If you aren't an Internet Information Services (IIS) guru, running IIS Lockdown on an Outlook Web Access (OWA) server is a good idea. IIS Lockdown helps secure both Exchange and OWA servers by removing unneeded functionality from the default IIS setup. While IIS Lockdown includes templates for the most common IIS setups, including Exchange and OWA, your server may need some fine-tuning after running IIS Lockdown.
URLScan, a part of IIS Lockdown, filters requests to the IIS server and blocks requests based on entries in the Urlscan.ini file. While URLScan adds an additional layer of protection to your IIS server, it also can disrupt OWA users.

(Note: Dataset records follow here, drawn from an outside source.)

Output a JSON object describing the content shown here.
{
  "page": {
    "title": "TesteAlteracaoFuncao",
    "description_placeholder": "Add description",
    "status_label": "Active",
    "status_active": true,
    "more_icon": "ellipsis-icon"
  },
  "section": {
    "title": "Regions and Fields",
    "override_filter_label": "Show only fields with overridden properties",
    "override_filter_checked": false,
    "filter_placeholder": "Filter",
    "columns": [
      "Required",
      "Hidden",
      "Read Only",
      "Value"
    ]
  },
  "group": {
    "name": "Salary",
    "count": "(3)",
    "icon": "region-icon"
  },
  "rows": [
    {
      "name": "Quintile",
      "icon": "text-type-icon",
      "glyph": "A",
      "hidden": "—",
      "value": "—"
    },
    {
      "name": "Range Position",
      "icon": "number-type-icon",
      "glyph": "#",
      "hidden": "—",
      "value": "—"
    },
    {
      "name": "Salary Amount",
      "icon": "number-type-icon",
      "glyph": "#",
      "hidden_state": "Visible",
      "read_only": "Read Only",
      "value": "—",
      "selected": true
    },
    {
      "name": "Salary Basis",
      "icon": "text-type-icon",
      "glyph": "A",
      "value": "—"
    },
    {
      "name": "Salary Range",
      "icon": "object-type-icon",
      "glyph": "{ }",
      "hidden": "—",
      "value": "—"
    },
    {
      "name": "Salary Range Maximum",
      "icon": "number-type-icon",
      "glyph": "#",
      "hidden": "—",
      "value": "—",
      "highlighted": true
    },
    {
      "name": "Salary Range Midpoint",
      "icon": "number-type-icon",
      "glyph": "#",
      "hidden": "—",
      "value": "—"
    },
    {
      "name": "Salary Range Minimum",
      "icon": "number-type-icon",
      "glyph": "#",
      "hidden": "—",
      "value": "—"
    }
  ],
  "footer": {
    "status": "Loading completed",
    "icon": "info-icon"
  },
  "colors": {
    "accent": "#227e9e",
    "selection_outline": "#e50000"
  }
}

URLScan may not allow OWA users to open messages that contain certain special characters in the subject field because the special characters are used in Web server attacks. URLScan also blocks several file types.
You could handle this by simply informing your users that you've implemented URLScan as a security measure and that this implementation may affect their use of OWA. However, if the default Urlscan.ini entries are too disruptive to your business, you can edit the Urlscan.ini file to suit your users. You can find this file in %windir%\system32\inetsrv\urlscan\urlscan.ini
You can use Notepad or any text editor to open and edit the file. The entries in Urlscan.ini are well commented and self-explanatory. For example, if you want to allow the ampersand character [&], delete the line containing `&` under the [DenyUrlSequences] section.
Once you complete your edits, save and close the file. IIS will filter requests based on the revised Urlscan.ini entries.